Nigeria: 1960-1980

1960: Nigeria gains independence from Britain. Alhaji Tafawa Balewa becomes the Prime Minister and Nnamdi Azikiwe, the Governor-General.

1961: The people of Northern and Southern British Cameroons vote whether to join Nigeria or become a part of the French Cameroons. The North vote to join Nigeria, becoming the Sardauna Province of Nigeria while the south vote to leave.

1963: Nigeria becomes a republic, separating itself from the British monarchy. Nnamdi Azikiwe becomes the first President of the country.

1966: Major Chukwuma Kaduna Nzeogwu leads the first Nigerian coup, culminating in the deaths of most of the nation’s leaders; notably the Prime Minister, the Finance Minister, and also the Premiers of the Western and Northern regions. However, the President and the Premier of the Eastern region survived, leading some to call it an Igbo coup. A military government is instated, led by Major General Aguiyi-Ironsi.

Riots started in Northern Nigeria against the Igbo minority in the middle of the year.
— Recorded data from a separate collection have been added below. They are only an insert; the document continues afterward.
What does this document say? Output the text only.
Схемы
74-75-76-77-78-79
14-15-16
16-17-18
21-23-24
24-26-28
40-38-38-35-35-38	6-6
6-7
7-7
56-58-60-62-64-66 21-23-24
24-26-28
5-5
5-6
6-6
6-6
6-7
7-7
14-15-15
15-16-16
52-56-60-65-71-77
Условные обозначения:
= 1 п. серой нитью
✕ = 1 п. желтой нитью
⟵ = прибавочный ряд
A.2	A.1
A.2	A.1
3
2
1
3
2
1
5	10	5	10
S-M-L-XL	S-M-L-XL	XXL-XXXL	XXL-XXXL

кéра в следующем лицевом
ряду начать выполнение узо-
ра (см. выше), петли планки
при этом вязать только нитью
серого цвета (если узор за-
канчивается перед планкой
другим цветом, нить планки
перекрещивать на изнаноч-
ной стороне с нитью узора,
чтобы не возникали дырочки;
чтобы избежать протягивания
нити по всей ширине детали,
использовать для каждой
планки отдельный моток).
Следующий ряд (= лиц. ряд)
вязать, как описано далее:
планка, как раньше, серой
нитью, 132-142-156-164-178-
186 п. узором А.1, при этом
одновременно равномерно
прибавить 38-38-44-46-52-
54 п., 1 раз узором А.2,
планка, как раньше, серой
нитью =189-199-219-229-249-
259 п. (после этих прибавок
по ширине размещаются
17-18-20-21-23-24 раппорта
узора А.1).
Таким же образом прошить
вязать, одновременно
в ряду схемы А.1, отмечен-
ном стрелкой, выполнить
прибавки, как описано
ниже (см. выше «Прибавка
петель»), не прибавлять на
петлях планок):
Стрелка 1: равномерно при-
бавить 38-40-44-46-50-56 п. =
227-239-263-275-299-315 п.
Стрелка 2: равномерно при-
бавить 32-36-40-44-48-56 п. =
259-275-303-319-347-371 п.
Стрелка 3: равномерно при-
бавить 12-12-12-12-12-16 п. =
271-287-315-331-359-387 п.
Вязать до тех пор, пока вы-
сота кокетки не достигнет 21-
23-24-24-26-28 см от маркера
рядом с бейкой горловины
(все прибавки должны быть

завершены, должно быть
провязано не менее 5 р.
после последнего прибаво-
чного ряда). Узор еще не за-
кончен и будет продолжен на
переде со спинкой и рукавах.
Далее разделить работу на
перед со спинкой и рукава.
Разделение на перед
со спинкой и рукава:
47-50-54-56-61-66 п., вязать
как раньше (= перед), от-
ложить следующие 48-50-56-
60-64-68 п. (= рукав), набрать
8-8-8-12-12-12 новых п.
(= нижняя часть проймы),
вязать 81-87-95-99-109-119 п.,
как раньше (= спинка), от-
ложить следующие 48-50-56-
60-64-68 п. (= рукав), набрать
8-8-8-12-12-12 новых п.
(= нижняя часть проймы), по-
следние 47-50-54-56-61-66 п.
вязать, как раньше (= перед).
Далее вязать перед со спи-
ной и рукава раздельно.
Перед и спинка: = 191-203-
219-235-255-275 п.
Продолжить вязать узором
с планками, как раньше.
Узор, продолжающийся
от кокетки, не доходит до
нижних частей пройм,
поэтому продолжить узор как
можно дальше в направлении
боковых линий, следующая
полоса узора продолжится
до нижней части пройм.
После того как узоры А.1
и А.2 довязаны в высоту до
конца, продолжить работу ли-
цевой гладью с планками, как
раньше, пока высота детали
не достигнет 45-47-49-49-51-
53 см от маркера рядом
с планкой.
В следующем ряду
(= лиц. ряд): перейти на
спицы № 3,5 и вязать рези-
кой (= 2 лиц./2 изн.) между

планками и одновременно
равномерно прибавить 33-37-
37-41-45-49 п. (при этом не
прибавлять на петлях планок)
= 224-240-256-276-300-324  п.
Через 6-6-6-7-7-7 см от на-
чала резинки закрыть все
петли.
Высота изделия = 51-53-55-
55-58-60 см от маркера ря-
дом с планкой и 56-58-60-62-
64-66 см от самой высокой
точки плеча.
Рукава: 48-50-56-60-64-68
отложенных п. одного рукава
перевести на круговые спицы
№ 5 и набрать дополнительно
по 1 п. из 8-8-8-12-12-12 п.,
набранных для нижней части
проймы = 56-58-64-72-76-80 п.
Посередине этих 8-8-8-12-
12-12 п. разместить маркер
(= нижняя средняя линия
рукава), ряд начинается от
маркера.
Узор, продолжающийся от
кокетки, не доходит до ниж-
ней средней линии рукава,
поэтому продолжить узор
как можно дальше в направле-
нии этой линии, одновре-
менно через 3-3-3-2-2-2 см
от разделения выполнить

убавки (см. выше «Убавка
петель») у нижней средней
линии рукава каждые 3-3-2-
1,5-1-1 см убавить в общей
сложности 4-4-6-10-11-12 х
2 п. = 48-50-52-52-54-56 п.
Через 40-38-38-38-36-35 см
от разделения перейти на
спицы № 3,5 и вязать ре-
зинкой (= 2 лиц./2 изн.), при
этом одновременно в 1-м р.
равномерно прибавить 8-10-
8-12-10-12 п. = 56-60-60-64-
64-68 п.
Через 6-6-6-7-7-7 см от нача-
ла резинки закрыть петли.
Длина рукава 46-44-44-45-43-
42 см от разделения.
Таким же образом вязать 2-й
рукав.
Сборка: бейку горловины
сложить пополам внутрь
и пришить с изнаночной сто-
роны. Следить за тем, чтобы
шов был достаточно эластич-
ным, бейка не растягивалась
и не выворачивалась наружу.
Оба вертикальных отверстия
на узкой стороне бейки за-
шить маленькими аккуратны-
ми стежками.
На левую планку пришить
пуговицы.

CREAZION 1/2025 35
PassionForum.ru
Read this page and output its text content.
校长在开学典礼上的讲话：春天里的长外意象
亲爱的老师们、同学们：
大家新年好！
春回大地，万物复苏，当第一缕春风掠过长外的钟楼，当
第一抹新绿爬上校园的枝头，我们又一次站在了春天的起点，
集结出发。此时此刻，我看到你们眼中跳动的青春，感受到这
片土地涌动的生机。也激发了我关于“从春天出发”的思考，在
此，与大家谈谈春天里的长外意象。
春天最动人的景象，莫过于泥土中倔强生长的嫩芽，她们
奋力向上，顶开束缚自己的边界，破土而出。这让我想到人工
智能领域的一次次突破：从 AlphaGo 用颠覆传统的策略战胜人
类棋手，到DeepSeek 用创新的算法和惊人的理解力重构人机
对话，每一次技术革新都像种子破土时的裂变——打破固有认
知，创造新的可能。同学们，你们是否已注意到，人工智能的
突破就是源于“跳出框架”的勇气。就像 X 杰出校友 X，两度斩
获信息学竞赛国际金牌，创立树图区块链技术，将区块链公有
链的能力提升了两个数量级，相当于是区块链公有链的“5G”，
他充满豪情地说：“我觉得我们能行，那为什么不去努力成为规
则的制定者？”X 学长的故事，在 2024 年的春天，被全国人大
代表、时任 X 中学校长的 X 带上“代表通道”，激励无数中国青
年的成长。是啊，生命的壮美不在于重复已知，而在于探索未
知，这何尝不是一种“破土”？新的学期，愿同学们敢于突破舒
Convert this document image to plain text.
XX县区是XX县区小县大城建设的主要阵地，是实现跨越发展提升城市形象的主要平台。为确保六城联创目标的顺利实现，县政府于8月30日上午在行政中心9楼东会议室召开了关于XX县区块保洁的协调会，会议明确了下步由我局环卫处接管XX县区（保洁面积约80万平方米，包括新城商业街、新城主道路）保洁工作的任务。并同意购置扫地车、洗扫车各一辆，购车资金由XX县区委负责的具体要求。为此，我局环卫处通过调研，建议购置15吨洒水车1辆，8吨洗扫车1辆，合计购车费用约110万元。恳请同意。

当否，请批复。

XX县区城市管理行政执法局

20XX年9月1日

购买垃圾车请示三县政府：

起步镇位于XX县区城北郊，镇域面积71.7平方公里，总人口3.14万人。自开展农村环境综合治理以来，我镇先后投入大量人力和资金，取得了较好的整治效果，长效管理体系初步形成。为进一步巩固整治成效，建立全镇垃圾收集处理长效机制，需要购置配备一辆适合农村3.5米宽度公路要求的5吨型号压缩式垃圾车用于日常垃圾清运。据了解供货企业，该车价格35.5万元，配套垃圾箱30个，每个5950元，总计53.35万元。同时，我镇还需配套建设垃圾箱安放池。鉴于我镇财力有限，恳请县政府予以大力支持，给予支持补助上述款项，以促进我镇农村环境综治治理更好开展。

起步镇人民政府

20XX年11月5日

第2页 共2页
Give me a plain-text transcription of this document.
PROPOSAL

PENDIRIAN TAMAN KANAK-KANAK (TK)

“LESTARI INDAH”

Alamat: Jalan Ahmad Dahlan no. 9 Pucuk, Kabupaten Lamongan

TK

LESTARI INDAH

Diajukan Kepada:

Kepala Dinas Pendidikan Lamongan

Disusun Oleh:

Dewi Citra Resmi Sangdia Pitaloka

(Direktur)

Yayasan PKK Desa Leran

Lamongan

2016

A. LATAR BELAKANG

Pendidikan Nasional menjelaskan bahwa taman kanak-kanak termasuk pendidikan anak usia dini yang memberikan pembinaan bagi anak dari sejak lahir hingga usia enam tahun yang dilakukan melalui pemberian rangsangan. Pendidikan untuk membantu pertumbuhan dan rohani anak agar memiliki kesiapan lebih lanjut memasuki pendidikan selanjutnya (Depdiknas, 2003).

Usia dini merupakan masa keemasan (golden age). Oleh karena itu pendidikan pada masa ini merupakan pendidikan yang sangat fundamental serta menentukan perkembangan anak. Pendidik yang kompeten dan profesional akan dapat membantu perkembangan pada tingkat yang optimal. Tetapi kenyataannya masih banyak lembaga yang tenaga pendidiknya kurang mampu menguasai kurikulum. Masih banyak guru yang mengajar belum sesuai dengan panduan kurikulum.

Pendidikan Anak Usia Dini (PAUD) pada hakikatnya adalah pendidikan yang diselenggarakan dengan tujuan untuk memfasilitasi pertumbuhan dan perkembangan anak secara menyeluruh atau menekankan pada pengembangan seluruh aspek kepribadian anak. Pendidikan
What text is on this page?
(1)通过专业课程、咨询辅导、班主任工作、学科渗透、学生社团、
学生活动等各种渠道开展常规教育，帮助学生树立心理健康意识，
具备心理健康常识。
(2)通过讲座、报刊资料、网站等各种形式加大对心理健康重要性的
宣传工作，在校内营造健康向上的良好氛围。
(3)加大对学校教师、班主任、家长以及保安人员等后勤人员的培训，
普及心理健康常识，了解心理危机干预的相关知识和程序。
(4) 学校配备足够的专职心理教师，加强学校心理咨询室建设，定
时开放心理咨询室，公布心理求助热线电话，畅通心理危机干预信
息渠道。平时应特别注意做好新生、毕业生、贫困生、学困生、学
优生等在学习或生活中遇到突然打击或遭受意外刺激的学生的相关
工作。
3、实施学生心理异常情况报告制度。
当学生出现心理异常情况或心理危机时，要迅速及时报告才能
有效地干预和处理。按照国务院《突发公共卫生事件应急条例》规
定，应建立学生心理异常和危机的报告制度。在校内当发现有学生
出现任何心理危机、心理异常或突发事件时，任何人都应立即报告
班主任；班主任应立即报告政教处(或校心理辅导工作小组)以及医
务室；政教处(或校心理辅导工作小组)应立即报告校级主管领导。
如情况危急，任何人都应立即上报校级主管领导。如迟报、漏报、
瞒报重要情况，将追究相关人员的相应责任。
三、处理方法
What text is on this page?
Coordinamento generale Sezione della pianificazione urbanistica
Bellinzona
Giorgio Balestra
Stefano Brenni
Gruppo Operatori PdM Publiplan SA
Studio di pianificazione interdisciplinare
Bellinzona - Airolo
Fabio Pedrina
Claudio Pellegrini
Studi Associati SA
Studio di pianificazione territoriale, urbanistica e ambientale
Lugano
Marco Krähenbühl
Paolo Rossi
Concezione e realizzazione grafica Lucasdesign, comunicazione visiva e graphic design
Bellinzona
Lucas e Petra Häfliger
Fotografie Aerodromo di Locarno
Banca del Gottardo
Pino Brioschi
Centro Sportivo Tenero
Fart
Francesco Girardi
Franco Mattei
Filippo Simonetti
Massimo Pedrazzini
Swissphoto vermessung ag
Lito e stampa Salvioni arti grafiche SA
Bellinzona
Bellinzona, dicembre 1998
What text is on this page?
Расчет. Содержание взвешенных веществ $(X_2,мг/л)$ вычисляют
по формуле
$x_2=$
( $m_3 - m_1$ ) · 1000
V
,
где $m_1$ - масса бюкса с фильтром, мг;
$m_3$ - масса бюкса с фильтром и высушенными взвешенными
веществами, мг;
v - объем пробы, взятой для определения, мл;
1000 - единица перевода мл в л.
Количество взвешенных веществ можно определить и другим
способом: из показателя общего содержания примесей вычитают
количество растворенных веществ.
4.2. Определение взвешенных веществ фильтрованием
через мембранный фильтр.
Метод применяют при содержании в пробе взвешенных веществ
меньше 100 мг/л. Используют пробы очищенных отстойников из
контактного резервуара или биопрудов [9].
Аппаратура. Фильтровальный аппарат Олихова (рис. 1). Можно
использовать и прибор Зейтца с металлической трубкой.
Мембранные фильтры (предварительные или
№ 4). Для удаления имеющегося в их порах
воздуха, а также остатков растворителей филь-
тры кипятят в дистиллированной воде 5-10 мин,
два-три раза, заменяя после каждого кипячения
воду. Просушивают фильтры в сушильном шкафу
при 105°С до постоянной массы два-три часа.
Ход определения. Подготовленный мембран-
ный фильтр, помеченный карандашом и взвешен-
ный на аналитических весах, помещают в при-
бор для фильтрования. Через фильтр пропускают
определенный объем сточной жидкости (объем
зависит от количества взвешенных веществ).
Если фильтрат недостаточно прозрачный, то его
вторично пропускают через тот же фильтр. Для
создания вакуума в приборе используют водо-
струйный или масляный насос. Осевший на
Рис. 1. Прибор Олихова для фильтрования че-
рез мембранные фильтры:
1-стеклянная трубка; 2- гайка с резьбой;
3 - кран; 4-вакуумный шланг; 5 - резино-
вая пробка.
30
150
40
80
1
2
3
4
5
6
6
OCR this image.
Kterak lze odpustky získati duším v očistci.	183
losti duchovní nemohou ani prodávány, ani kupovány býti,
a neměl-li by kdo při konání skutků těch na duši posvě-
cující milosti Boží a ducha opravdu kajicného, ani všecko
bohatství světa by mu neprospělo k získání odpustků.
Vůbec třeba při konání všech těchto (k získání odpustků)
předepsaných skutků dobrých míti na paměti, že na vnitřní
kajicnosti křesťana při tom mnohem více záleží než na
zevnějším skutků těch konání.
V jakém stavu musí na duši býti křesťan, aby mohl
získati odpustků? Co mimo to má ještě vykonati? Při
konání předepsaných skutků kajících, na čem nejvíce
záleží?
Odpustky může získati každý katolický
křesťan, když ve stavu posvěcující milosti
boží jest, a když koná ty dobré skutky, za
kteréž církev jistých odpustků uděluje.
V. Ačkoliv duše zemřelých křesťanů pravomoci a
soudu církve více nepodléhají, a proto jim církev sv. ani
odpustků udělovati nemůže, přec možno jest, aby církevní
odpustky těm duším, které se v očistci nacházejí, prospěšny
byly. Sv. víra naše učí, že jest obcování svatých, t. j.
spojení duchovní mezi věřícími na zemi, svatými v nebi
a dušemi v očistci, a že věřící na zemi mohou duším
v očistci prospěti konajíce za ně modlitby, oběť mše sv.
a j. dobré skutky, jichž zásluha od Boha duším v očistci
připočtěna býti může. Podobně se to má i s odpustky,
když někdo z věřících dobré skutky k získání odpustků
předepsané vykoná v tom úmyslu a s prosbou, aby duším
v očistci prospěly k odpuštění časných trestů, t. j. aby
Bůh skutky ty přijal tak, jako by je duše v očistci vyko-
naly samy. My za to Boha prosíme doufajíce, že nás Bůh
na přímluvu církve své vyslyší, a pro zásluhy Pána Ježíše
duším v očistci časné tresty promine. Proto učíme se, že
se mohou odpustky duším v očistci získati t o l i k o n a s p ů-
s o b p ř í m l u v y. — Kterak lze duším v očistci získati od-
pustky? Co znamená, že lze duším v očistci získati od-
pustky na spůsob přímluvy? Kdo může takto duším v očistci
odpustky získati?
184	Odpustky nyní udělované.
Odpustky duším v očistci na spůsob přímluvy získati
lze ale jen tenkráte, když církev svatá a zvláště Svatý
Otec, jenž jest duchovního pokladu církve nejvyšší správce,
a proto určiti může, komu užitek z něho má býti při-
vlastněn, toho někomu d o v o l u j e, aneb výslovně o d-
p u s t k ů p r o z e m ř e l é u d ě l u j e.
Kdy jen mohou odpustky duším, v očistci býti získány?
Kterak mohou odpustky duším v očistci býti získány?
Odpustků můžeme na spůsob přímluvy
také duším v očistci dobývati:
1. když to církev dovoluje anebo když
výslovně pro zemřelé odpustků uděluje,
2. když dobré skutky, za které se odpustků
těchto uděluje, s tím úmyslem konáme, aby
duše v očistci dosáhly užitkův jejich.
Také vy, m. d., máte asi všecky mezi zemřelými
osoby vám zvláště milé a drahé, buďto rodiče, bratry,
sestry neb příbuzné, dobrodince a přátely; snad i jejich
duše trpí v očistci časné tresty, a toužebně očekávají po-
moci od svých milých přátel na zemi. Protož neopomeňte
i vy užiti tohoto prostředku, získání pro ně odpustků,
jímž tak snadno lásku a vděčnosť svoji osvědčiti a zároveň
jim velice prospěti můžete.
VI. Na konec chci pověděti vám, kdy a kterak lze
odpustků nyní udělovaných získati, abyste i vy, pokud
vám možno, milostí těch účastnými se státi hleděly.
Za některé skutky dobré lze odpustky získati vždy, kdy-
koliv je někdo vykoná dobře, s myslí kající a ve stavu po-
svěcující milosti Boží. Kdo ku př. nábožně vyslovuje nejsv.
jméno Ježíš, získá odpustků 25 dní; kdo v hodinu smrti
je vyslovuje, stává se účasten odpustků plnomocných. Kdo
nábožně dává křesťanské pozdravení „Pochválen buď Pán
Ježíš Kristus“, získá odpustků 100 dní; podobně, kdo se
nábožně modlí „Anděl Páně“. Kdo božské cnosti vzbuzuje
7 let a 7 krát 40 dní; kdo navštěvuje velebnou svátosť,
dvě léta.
A few months later, a group of Northern soldiers invaded the Government House, Ibadan and killed Major General Aguiyi-Ironsi and Lt. Col. Adekunle Fajuyi. A few days later, Lt. Col. Yakubu Gowon declared the takeover of the government.

1967: The Aburi Accords were signed in Ghana but were not adhered to, leading Lt. Col. Chukwuemeka Odumegwu-Ojukwu to announce the Republic of Biafra.

1970: At the start of the year, Philip Effiong called for a ceasefire.

1975: General Murtala Ramat Mohammed became head of state after overthrowing Yakubu Gowon in a coup.

1976: General Murtala Mohammed is killed in a failed coup. Olusegun Obasanjo, his deputy becomes the Head of State.

1978: A new political system based on the American presidential system was adopted.

1979: General elections were held and Shehu Shagari emerged as the first executive democratic president.